Performance degradation in DS4.0 example compared to DS3.0

Hi,

We are testing DeepStream SDK on the AGX Xavier. We had previously implemented a DS3.0 graph which supported processing multiple camera streams (up to 4) at 1080p@60 fps. With the latest DS4.0 however, we are able to get only 1080p@30 fps for 4 cameras. Surprisingly we get 1080p@30 fps when we use just a single camera as well. Our camera, supports up to 120 fps.

There are only two major differences between our two test cases :

  1. Earlier we tested using a UYVY camera which does not use nvidia ISP. Currently we are testing with a camera that uses libargus/nvidia ISP.
  2. Our earlier test case used DeepStream SDK version 3.0. Right now we are testing in DS4.0

To improve performance, we have already set nvpmodel to 0 and run jetson_clocks as well. I highly doubt that the change from v4l2src to nvarguscamerasrc could be a reason for the fps drop. So, our guess is that fps is locked to 30 somewhere in the latest DS 4.0 version?

We are still gathering more data. If you can give us any ideas, that would be helpful for us to debug faster.
deepstream_app_log.txt (10.5 KB)
ecam_20_4cam_60fps.txt (3.3 KB)
tegrastats_4cam.txt (14.9 KB)

A quick update. It appears that running nvpmodel and jetson_clocks is not enough. We have to set higher clocks for VI, ISP, VIC and EMC to achieve 1080p@30 fps for even a single camera. The commands we use are:
MAX_VI_RATE=(cat /sys/kernel/debug/bpmp/debug/clk/vi/max_rate) MAX_ISP_RATE=(cat /sys/kernel/debug/bpmp/debug/clk/isp/max_rate)
MAX_VIC_RATE=(cat /sys/kernel/debug/bpmp/debug/clk/vic/max_rate) MAX_EMC_RATE=(cat /sys/kernel/debug/bpmp/debug/clk/emc/max_rate)

echo $MAX_VI_RATE > /sys/kernel/debug/bpmp/debug/clk/vi/rate
echo $MAX_ISP_RATE > /sys/kernel/debug/bpmp/debug/clk/isp/rate
echo $MAX_VIC_RATE > /sys/kernel/debug/bpmp/debug/clk/vic/rate
echo $MAX_EMC_RATE > /sys/kernel/debug/bpmp/debug/clk/emc/rate

echo 1 > /sys/kernel/debug/bpmp/debug/clk/vi/mrq_rate_locked
echo 1 > /sys/kernel/debug/bpmp/debug/clk/isp/mrq_rate_locked
echo 1 > /sys/kernel/debug/bpmp/debug/clk/vic/mrq_rate_locked
echo 1 > /sys/kernel/debug/bpmp/debug/clk/emc/mrq_rate_locked

I’ve also attached the configuration file we used (ecam_20_4cam_60fps.txt) as well as application log (deepstream_app_log.txt) with the first message. The cpu/gpu usage logs when running 4 cameras in DS4.0 is also attached (tegrastats_4cam.txt).

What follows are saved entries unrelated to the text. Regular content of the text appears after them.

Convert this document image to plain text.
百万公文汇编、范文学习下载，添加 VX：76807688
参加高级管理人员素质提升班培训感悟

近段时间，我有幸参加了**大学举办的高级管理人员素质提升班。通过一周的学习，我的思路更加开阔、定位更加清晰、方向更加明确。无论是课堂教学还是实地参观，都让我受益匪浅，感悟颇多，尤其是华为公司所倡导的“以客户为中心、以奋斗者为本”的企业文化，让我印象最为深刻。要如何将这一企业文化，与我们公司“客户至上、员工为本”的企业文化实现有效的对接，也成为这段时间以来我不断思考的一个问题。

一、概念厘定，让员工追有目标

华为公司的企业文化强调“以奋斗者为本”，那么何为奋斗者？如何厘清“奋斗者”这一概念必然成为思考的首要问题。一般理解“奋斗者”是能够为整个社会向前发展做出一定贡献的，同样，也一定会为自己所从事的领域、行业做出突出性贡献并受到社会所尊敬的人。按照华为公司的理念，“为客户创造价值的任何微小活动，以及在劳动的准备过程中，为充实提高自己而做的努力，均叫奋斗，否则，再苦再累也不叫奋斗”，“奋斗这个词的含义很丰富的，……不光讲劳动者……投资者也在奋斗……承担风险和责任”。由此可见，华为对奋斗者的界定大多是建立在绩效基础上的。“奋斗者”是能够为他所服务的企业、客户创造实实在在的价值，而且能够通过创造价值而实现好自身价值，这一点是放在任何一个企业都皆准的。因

According to the application log (deepstream_app_log.txt) you can see that 120 fps mode is set in the camera. However, only 30 fps is the final output from deepstream. We’ll make sure the camera is indeed streaming 120fps using gst-launch. Just to make sure.

CPU usage is roughly 25% across 6 cores.
GPU usage varies a lot between 10-80%. So, I’m sure GPU is underutilized.

Hi nvidia,

We have confirmed that the camera streams at 120 fps when deepstream plugins are not used. We also noticed that there are two plugins available for colorspace conversion:

  1. nvvidconv - default in jetson. uses VIC.
  2. nvvideoconvert - support for dGPU or VIC based conversion. provided by DS4.0

Earlier in DS3.0, we were using nvvidconv without issues. Now we are unable to use the nvvidconv plugin in the new DS4.0 examples. We suspect that the new plugin could be a reason for the fps bottleneck. Do you have any thoughts?

The nvvidconv is changed to nvvideoconvert in DS4.0. All the changes between our previous version and 4.0 will be published in our DS4.0 migration guide.

We will take a look at the issues mentioned above.

Thanks for the update, Shah. The migration guide would be helpful to users. We look forward to its release.